Die beiden schwiegen wieder und führten uns weiter durch die Slums. Mea ließ sich neben mich zurückfallen. „Was passiert hier?", fragte sie leise. „Ich erinnere mich nur noch, wie ich ein Tuch vor den Mund gepresst bekommen habe, dann bin ich in den Armen dieses ... Mannes aufgewacht."

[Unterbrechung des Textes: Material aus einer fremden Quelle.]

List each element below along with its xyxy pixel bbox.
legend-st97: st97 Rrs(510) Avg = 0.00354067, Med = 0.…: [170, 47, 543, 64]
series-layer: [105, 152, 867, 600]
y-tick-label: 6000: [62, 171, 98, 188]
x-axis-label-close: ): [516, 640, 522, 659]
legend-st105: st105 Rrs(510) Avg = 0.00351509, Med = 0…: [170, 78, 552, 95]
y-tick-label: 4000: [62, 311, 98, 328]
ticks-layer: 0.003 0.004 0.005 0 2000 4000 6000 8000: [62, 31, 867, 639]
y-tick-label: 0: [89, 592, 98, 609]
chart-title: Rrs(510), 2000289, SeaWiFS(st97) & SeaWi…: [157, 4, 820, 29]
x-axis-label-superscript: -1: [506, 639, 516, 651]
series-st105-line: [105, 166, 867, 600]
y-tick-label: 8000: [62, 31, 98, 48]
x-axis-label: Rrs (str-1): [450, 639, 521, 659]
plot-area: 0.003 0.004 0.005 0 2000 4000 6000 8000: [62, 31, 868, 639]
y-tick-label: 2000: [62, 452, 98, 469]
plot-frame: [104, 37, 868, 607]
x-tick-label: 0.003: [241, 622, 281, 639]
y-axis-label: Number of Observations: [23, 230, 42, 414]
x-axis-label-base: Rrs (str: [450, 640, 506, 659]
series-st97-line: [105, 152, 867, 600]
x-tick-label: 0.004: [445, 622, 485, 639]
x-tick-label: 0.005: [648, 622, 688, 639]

Verstehend neigte ich den Kopf. Vermutlich hatten sie eine Pflanze namens Waós Ruhe genutzt, um sich Mea gefügig zu machen. Ich hatte diese Pflanze noch nie gesehen, aber schon einiges über sie gehört. Sie machte süchtig, und wenn man sie zu lange einnahm, konnte es sein, dass man ernsthafte Herzprobleme bekam. In der Schule hatten wir ein Kräuterbuch gehabt. Als mir langweilig gewesen war, hatte ich auf die verbotenen Seiten geblättert und so von ihr erfahren. Sie hatte noch mehr Nebenwirkungen, das wusste ich, aber ich erinnerte mich nicht mehr, welche es waren.

„Es sind Entführer. Sie wollen mit uns zu einem gewissen ‚Schatten', der sie dafür bezahlt hat.", erklärte ich leise. Soviel hatte ich verstanden. Mehr aber auch nicht.